- British theatrical release poster
- Directed by: Don McDougall
- Written by: Lionel E. Siegel
- Based on: Spider-Man by Stan Lee; Steve Ditko;
- Produced by: Lionel E. Siegel
- Starring: Nicholas Hammond Rosalind Chao Robert F. Simon Benson Fong Ellen Bry
- Cinematography: Vincent A. Martinelli
- Edited by: Erwin Dumbrille Fred Roth
- Music by: Dana Kaproff
- Production company: Danchuck Productions
- Distributed by: Columbia Pictures Television (United States) Columbia Pictures (International)
- Release dates: February 3, 1981 (Europe); May 9, 1981 (worldwide);
- Running time: 96 minutes
- Country: United States
- Language: English

= Spider-Man: The Dragon's Challenge =

Spider-Man: The Dragon's Challenge is a 1981 American superhero film that had a theatrical release abroad, a composite of the 1979 two-parter episode "The Chinese Web" of the contemporary television series The Amazing Spider-Man, released on May 9, 1981. It was directed by Don McDougall, written by Lionel E. Siegel, and stars Nicholas Hammond as the titular character, Rosalind Chao, Robert F. Simon, Benson Fong, and Ellen Bry. It is the sequel to Spider-Man (1977) and Spider-Man Strikes Back (1978).

This was the final Spider-Man film that was released theatrically outside of North America, as well as the final Spider-Man film overall, until Sony Pictures acquired the license in 1999 and released Spider-Man in 2002.

==Plot==
Min Lo Chan, the Chinese Minister of Industrial Development, who happens to be an old college friend of J. Jonah Jameson, flees China and comes to the United States to locate three men who during the war approached him and offered him money for secrets about Mao Zedong, which he refused at the time. He stays with his niece Emily Chan, who lives in New York City. However, it appears the incident is now being investigated, and he needs to find one of them quickly to verify his innocence.
He asks Mr. Jameson to help him find them, but he wants it done quietly because it seems that there are elements who want him convicted, so Jameson asks Peter Parker to find the three ex-Marines on his behalf, but also to talk to them discreetly. Meanwhile, back in Hong Kong, Charles Zeider, who is a wealthy industrialist, is among the ones being considered to build a power plant for the Chinese Government worth one billion dollars. However, he knows that Min Lo Chan is considering another company, but if he's convicted, his successor will award the contract to him. As a result, he sends Clyde Evans to make sure he does not return to China alive.

As Spider-Man, Peter saves Min's life several times. However, in one of the murder attempts, Min suffers a minor heart attack and has to remain under medical observation. To trick Evans, the Daily Bugle publishes the news stating that Min has died in the hospital.

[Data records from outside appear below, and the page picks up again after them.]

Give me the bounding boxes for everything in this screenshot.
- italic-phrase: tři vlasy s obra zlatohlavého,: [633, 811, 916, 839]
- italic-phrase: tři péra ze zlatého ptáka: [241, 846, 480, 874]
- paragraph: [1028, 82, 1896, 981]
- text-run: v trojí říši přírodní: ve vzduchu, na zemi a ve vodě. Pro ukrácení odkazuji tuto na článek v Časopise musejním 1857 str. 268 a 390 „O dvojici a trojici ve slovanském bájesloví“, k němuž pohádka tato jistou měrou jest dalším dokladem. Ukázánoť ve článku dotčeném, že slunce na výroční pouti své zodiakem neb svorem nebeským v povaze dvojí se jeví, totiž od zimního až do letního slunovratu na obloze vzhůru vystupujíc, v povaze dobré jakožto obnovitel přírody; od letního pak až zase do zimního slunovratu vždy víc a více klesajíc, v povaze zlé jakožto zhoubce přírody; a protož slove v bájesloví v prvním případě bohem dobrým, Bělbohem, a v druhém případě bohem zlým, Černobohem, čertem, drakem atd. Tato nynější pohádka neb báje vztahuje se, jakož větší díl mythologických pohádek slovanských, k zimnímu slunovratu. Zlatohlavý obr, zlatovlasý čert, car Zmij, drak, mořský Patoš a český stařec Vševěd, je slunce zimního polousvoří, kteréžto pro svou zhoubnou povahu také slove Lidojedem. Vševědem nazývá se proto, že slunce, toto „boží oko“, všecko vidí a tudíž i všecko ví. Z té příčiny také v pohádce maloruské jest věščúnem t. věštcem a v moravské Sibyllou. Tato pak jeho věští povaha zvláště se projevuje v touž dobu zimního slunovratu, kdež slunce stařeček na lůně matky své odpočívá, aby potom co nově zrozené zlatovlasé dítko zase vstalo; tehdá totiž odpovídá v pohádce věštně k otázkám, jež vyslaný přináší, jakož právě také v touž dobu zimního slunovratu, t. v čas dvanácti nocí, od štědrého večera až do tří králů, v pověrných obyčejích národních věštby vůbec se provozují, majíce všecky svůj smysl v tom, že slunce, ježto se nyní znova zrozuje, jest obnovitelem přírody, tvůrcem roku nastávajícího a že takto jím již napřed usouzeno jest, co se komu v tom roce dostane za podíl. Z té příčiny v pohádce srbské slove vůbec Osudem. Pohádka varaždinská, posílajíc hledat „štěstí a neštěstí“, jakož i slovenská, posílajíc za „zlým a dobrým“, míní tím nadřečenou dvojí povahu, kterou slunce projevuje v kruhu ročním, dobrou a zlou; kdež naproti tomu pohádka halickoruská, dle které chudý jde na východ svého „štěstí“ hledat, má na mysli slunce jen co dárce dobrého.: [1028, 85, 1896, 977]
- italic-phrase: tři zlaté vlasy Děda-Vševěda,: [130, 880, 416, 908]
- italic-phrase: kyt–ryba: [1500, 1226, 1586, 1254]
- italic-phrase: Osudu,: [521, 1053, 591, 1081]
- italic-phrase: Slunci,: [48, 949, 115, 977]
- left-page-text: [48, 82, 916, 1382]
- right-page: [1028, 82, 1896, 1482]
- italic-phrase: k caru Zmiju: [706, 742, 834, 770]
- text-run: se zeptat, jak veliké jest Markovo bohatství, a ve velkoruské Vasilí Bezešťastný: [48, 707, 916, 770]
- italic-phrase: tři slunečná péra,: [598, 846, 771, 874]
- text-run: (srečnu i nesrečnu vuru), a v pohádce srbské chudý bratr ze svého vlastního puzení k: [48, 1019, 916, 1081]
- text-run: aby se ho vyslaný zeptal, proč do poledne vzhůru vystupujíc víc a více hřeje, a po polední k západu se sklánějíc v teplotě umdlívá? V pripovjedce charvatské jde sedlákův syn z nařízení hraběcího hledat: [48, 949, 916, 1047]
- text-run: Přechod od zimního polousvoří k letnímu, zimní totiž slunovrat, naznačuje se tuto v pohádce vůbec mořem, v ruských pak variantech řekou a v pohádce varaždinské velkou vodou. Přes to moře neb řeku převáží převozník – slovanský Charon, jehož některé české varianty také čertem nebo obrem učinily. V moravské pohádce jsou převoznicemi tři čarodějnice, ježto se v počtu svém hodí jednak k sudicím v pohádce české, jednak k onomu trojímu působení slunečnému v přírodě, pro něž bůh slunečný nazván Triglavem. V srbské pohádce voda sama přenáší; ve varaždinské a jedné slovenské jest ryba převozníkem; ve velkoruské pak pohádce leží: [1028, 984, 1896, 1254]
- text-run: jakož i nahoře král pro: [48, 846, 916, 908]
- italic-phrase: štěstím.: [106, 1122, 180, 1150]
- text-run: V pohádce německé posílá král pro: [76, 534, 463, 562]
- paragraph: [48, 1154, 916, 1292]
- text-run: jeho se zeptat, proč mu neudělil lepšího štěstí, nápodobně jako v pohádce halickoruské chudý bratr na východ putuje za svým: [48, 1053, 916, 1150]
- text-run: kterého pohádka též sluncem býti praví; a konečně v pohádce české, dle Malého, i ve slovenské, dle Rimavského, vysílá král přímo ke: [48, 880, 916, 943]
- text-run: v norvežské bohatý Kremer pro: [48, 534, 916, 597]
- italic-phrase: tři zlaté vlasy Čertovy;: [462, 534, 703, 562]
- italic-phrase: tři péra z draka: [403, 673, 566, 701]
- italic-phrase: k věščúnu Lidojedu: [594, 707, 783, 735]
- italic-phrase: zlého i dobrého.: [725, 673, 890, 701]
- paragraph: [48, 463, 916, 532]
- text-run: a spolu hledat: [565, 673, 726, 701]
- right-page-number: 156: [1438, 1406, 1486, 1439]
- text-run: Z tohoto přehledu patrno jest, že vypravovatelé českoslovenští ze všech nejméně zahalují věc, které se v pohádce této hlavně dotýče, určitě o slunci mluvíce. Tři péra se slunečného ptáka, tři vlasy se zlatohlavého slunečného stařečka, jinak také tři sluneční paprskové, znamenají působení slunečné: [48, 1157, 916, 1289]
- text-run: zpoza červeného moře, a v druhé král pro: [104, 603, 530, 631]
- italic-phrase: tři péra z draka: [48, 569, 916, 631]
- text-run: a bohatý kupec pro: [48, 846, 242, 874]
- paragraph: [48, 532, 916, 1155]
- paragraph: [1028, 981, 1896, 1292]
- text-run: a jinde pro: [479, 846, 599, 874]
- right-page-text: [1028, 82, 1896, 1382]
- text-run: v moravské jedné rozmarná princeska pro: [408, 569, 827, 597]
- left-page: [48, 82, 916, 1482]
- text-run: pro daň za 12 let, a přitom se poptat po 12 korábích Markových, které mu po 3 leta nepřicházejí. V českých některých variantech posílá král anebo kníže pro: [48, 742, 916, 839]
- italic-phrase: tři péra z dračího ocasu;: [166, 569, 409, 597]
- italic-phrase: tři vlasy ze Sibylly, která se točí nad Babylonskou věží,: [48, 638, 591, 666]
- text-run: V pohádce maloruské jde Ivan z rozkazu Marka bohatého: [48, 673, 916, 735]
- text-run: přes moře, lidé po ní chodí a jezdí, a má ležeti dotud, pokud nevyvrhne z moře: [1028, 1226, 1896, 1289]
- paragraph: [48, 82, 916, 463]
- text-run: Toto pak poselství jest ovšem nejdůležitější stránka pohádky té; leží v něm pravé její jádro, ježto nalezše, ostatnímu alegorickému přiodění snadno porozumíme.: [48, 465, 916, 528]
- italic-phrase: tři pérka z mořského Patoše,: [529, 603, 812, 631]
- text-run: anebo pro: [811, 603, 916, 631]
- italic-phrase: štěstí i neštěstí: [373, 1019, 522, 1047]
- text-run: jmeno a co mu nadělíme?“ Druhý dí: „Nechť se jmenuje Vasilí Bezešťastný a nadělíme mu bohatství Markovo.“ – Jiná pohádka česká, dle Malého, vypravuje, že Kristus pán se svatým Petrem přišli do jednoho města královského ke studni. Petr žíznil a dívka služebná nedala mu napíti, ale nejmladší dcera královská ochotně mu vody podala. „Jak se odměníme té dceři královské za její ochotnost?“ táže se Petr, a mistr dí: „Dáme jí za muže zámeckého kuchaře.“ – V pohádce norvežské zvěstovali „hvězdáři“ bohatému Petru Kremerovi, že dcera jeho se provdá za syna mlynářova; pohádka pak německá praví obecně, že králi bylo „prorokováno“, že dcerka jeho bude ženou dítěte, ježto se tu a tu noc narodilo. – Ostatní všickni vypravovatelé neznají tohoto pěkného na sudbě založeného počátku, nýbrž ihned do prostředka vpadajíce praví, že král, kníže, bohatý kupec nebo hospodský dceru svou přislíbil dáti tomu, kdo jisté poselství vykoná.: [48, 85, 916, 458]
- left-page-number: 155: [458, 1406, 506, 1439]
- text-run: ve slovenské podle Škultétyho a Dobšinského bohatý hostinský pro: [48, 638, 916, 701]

Peter manages to contact the last of the Marines needed to clear Min's name, Professor Dent, who agrees to help as he also wants to clear his name. Along with Peter and Min's niece Emily, Dent flies to Hong Kong to testify, but Zeider has him kidnapped to ensure his silence. During an incident while chasing the kidnappers, Emily discovers that Peter Parker is Spider-Man. Finally, with Emily's help, Spider-Man traces Dent in Zeider's secret office at the top of a building. After defeating all of the henchmen, he captures Zeider and frees Dent. Peter Parker proceeds to return to the United States as Emily decides to stay in China and promises Peter not to reveal his secret identity.

==Cast==
- Nicholas Hammond as Spider-Man / Peter Parker
- Robert F. Simon as J. Jonah Jameson
- Rosalind Chao as Emily Chan
- Benson Fong as Min Lo Chan
- Richard Erdman as Charles Zeider
- Ellen Bry as Julie Masters
- Chip Fields as Rita Conway
- John Milford as Professor Dent
- Hagan Beggs as Clyde Evans
- George Cheung as Doctor Pai
- Ted Danson as Major Collings
- Myron Healey as Lieutenant Olson
- Anthony Charnota as Quinn
- Tony Clark as Joe

==Release==
The film was theatrically released in European territories on February 3, 1981, and in Australia where it screened at the Pix theatre among others, distributed by Hoyts. It received a VHS release in 1982.